Camm would have to wait almost 3 1/2 years – after an appellate court had overturned his first conviction and another prosecutor refilled charges – before learning that the DNA linked the sweatshirt to serial felon Charles Darnell Boney, a man whose DNA had been in the CODIS database since 1997.

"Knowing about Boney would have allowed us to shift our defense from ‘some other person did it' to ‘this person did it,'" McDaniel said.
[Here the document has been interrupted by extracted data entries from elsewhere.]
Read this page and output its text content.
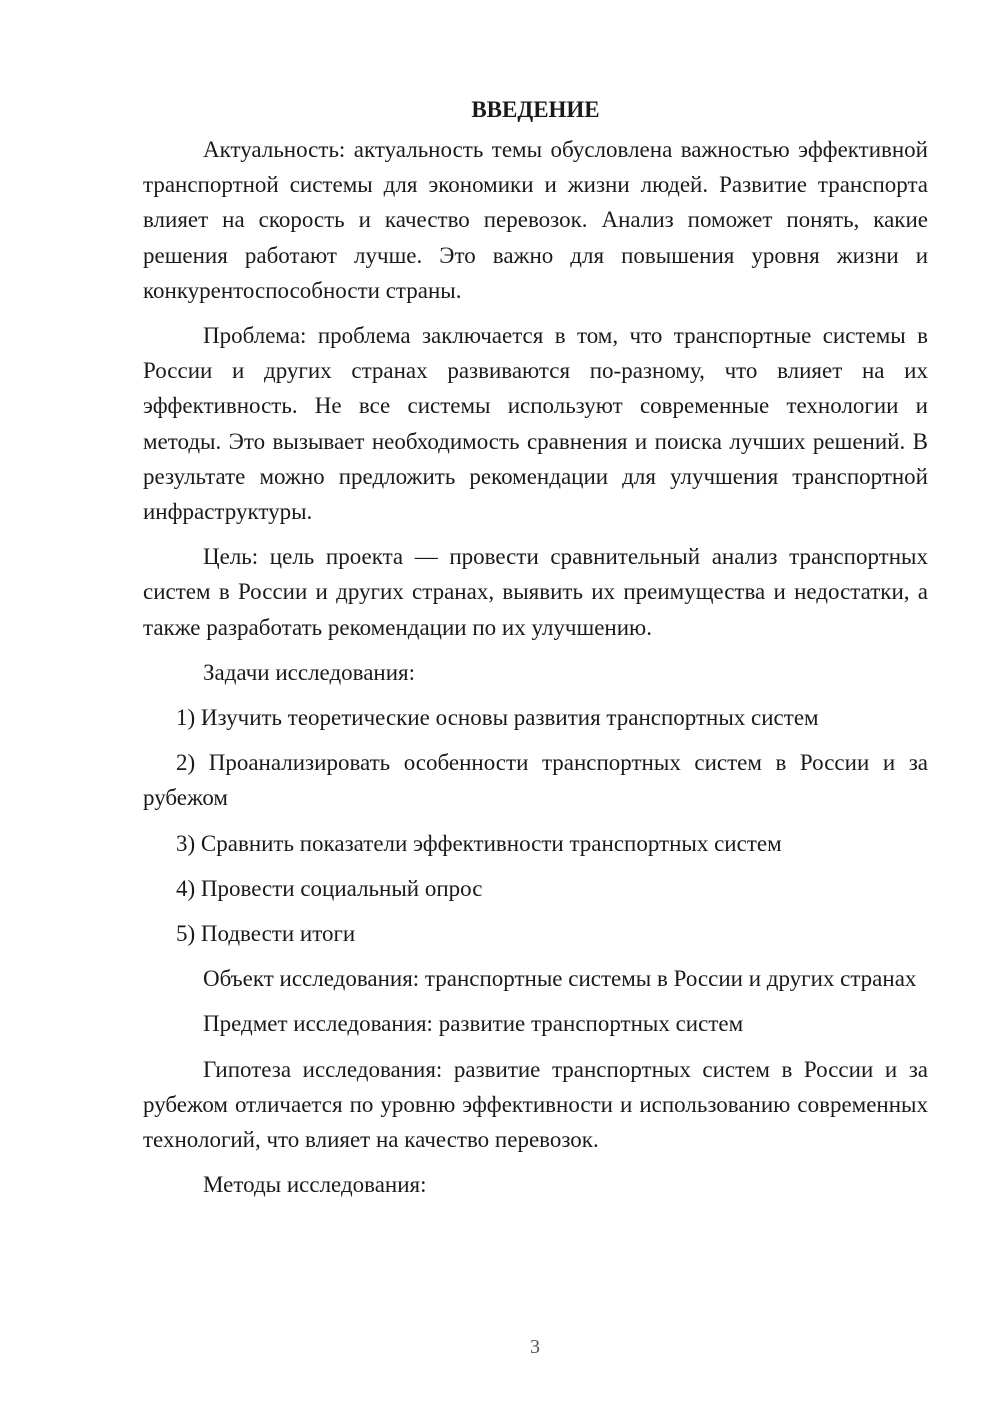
ВВЕДЕНИЕ

Актуальность: актуальность темы обусловлена важностью эффективной транспортной системы для экономики и жизни людей. Развитие транспорта влияет на скорость и качество перевозок. Анализ поможет понять, какие решения работают лучше. Это важно для повышения уровня жизни и конкурентоспособности страны.

Проблема: проблема заключается в том, что транспортные системы в России и других странах развиваются по-разному, что влияет на их эффективность. Не все системы используют современные технологии и методы. Это вызывает необходимость сравнения и поиска лучших решений. В результате можно предложить рекомендации для улучшения транспортной инфраструктуры.

Цель: цель проекта — провести сравнительный анализ транспортных систем в России и других странах, выявить их преимущества и недостатки, а также разработать рекомендации по их улучшению.

Задачи исследования:

1) Изучить теоретические основы развития транспортных систем

2) Проанализировать особенности транспортных систем в России и за рубежом

3) Сравнить показатели эффективности транспортных систем

4) Провести социальный опрос

5) Подвести итоги

Объект исследования: транспортные системы в России и других странах

Предмет исследования: развитие транспортных систем

Гипотеза исследования: развитие транспортных систем в России и за рубежом отличается по уровню эффективности и использованию современных технологий, что влияет на качество перевозок.

Методы исследования:

3
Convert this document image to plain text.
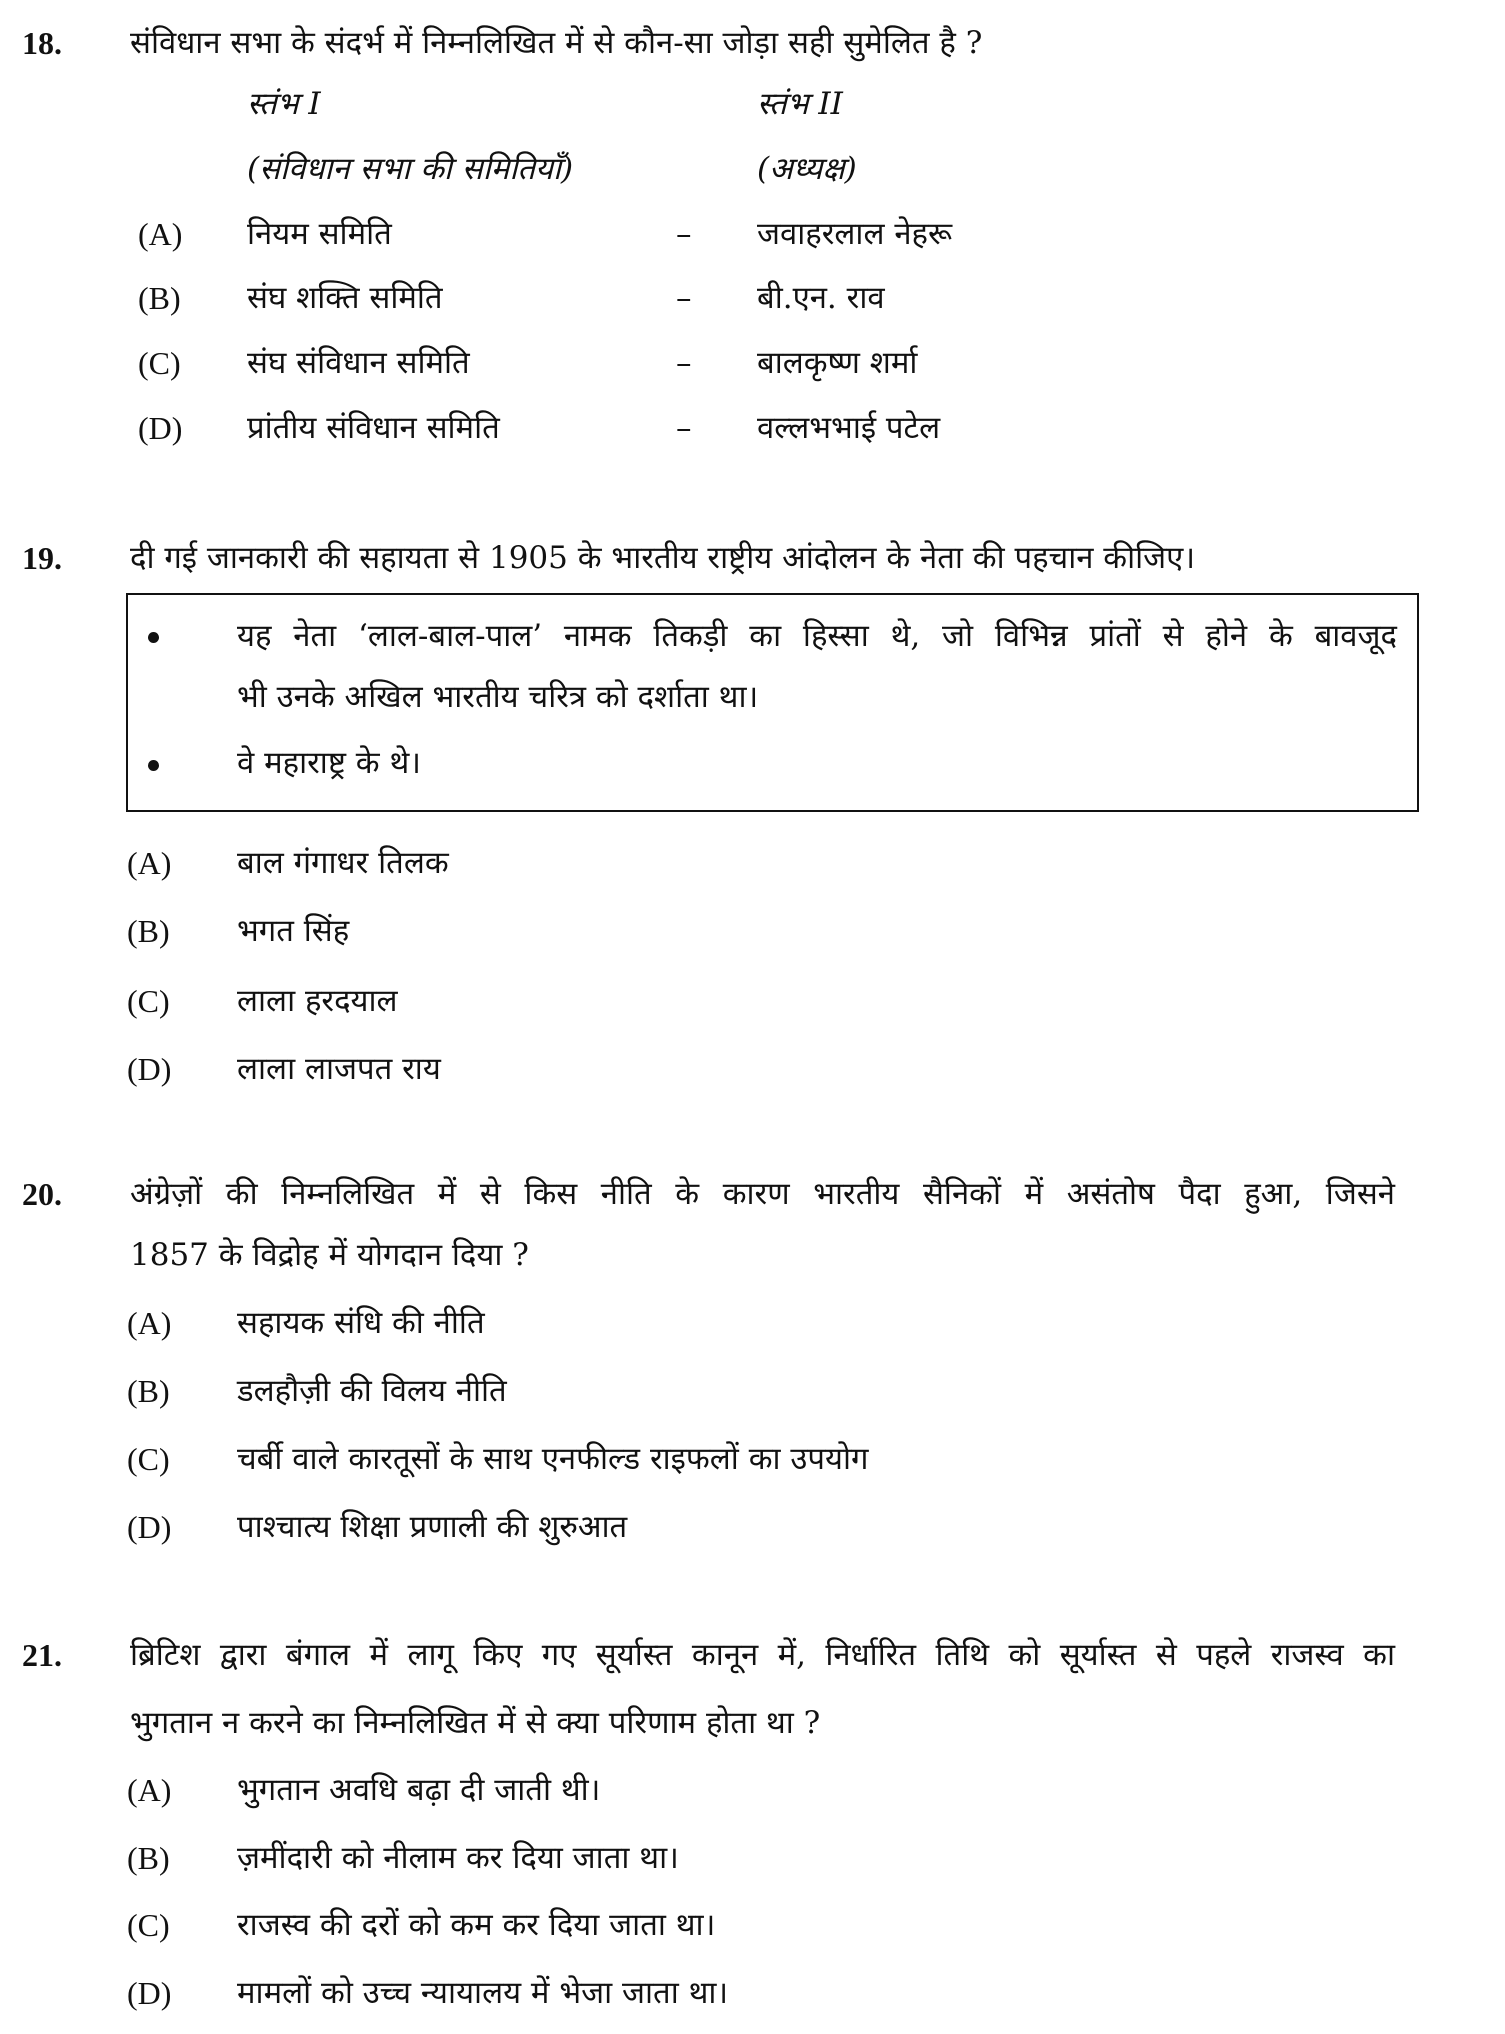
18. संविधान सभा के संदर्भ में निम्नलिखित में से कौन-सा जोड़ा सही सुमेलित है ?
स्तंभ I	स्तंभ II
(संविधान सभा की समितियाँ)	(अध्यक्ष)
(A) नियम समिति	– जवाहरलाल नेहरू
(B) संघ शक्ति समिति	– बी.एन. राव
(C) संघ संविधान समिति	– बालकृष्ण शर्मा
(D) प्रांतीय संविधान समिति	– वल्लभभाई पटेल
19. दी गई जानकारी की सहायता से 1905 के भारतीय राष्ट्रीय आंदोलन के नेता की पहचान कीजिए।
यह नेता ‘लाल-बाल-पाल’ नामक तिकड़ी का हिस्सा थे, जो विभिन्न प्रांतों से होने के बावजूद
भी उनके अखिल भारतीय चरित्र को दर्शाता था।
वे महाराष्ट्र के थे।
(A) बाल गंगाधर तिलक
(B) भगत सिंह
(C) लाला हरदयाल
(D) लाला लाजपत राय
20. अंग्रेज़ों की निम्नलिखित में से किस नीति के कारण भारतीय सैनिकों में असंतोष पैदा हुआ, जिसने
1857 के विद्रोह में योगदान दिया ?
(A) सहायक संधि की नीति
(B) डलहौज़ी की विलय नीति
(C) चर्बी वाले कारतूसों के साथ एनफील्ड राइफलों का उपयोग
(D) पाश्चात्य शिक्षा प्रणाली की शुरुआत
21. ब्रिटिश द्वारा बंगाल में लागू किए गए सूर्यास्त कानून में, निर्धारित तिथि को सूर्यास्त से पहले राजस्व का
भुगतान न करने का निम्नलिखित में से क्या परिणाम होता था ?
(A) भुगतान अवधि बढ़ा दी जाती थी।
(B) ज़मींदारी को नीलाम कर दिया जाता था।
(C) राजस्व की दरों को कम कर दिया जाता था।
(D) मामलों को उच्च न्यायालय में भेजा जाता था।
"I didn't lie, and he knows I didn't lie to him," Faith told WAVE 3 News in a telephone interview Friday afternoon. "The idea that I would go into court not knowing whose (DNA) it might be when they (Camm's team) might know? I don't like to be ambushed."
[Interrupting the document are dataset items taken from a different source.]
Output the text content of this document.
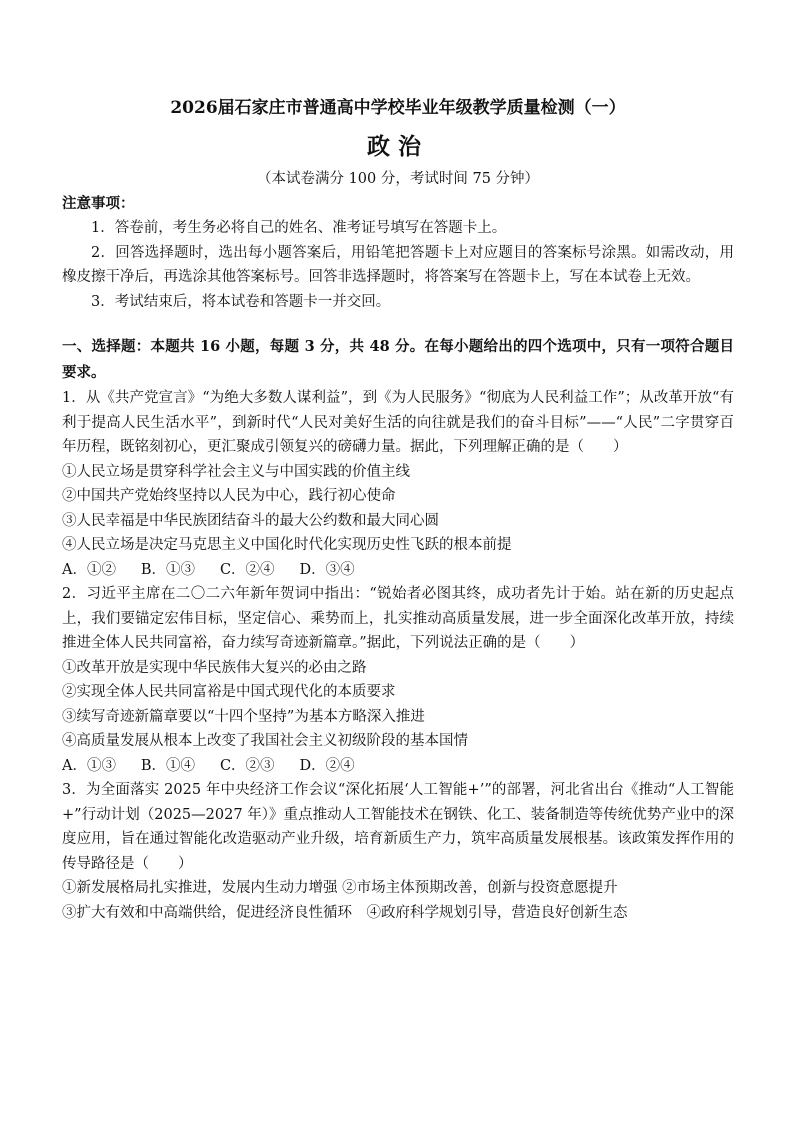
2026届石家庄市普通高中学校毕业年级教学质量检测（一）
政治
（本试卷满分 100 分，考试时间 75 分钟）
注意事项：
1．答卷前，考生务必将自己的姓名、准考证号填写在答题卡上。
2．回答选择题时，选出每小题答案后，用铅笔把答题卡上对应题目的答案标号涂黑。如需改动，用橡皮擦干净后，再选涂其他答案标号。回答非选择题时，将答案写在答题卡上，写在本试卷上无效。
3．考试结束后，将本试卷和答题卡一并交回。
一、选择题：本题共 16 小题，每题 3 分，共 48 分。在每小题给出的四个选项中，只有一项符合题目要求。
1．从《共产党宣言》“为绝大多数人谋利益”，到《为人民服务》“彻底为人民利益工作”；从改革开放“有利于提高人民生活水平”，到新时代“人民对美好生活的向往就是我们的奋斗目标”——“人民”二字贯穿百年历程，既铭刻初心，更汇聚成引领复兴的磅礴力量。据此，下列理解正确的是（　　）
①人民立场是贯穿科学社会主义与中国实践的价值主线
②中国共产党始终坚持以人民为中心，践行初心使命
③人民幸福是中华民族团结奋斗的最大公约数和最大同心圆
④人民立场是决定马克思主义中国化时代化实现历史性飞跃的根本前提
A．①② B．①③ C．②④ D．③④
2．习近平主席在二〇二六年新年贺词中指出：“锐始者必图其终，成功者先计于始。站在新的历史起点上，我们要锚定宏伟目标，坚定信心、乘势而上，扎实推动高质量发展，进一步全面深化改革开放，持续推进全体人民共同富裕，奋力续写奇迹新篇章。”据此，下列说法正确的是（　　）
①改革开放是实现中华民族伟大复兴的必由之路
②实现全体人民共同富裕是中国式现代化的本质要求
③续写奇迹新篇章要以“十四个坚持”为基本方略深入推进
④高质量发展从根本上改变了我国社会主义初级阶段的基本国情
A．①③ B．①④ C．②③ D．②④
3．为全面落实 2025 年中央经济工作会议“深化拓展‘人工智能+’”的部署，河北省出台《推动“人工智能+”行动计划（2025—2027 年）》重点推动人工智能技术在钢铁、化工、装备制造等传统优势产业中的深度应用，旨在通过智能化改造驱动产业升级，培育新质生产力，筑牢高质量发展根基。该政策发挥作用的传导路径是（　　）
①新发展格局扎实推进，发展内生动力增强 ②市场主体预期改善，创新与投资意愿提升
③扩大有效和中高端供给，促进经济良性循环　④政府科学规划引导，营造良好创新生态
Faith said McDaniel delivered the DNA findings to prosecutors less than three weeks before Camm's first trial Faith further added that state police investigators may have misunderstood which item clothing item he wanted checked through the DNA database.

Boney and Camm were tried separately for the murders of Camm's wife Kim, 35, son Bradley, 7, and daughter Jill, 5. Both were found guilty in 2006. Camm's second conviction was overturned on appeal. Boney is serving a 225 year sentence.

"You can't just say ‘now is now and forget the past thirteen years,'" lead defense counsel Richard Kammen told Dartt. "The fact that these guys (current prosecutors) are third in line doesn't change the equation."

"You're not gonna argue me out of my ruling," said Dartt.

Though jurors won't hear them, McDaniel's allegations have become part of the record, citable as grounds for appeal should Camm be convicted a third time.

Faith told WAVE 3 News prosecutors first believed the sweatshirt belonged to Camm. He said the state police crime lab was unable to match fibers found on it to carpeting in Camm's house. Former lab technician Dan Letich told jurors Friday afternoon that he found "similarities" between the shirt fibers, and carpet cuttings he collected after prosecutors requested a retesting prior to Camm's second trial.

"But they didn't have you go to Charles Boney's house or (Boney's girlfriend) Mala Mattingly's house did they?" defense counsel Stacy Uliana said. "So your testimony in the second trial was not completely accurate."

"That's right," Letich said.

Posey County Sheriff Greg Oeth was a state police crime scene investigator thirteen years ago. He was tasked with checking Camm's pickup truck for trace evidence.  Oeth told jurors he found no signs of blood inside it, and that tests came back negative when he checked several spots on its exterior.

Philip Lockhart told jurors that found Camm leaning against the truck's tailgate, after his uncle, Nelson Lockhart, summoned family to the crime scene.

"(He) Camm fell to the ground and let out a loud scream," Lockhart said, choking back tears. "He was laying down in a fetal position."

Lockhart is Camm's first cousin, the son of Camm's uncle Sam Lockhart. Erik Minzenberger is a distant cousin, married to Philip's sister. Both men testified that they were among those with Camm at Georgetown Community Church the night of the murders. 

Lockhart conceded that Camm might have been out of his sight for fifteen minutes of the 2 1/2 hours of basketball games in the church gym. Prosecutors have alleged that Camm had enough time to leave the gym, kill his family, and then return to establish his alibi.

Minzenberger admitted that he had researched blood-pattern evidence, even though he believed Camm couldn't have left the church gym without attracting attention.

"The supposed timeline then (for the killings) was after he played basketball," Minzenberger told prosecutors.

But now Lockhart and Minzenberger told jurors their support for Camm is unwavering. 

"My wife and I, we've been called liars," Minzenberger said. "I wish there was a camera in the gym that could show he's here, and validate what we're saying."

The trial is in recess until Tuesday, October 8.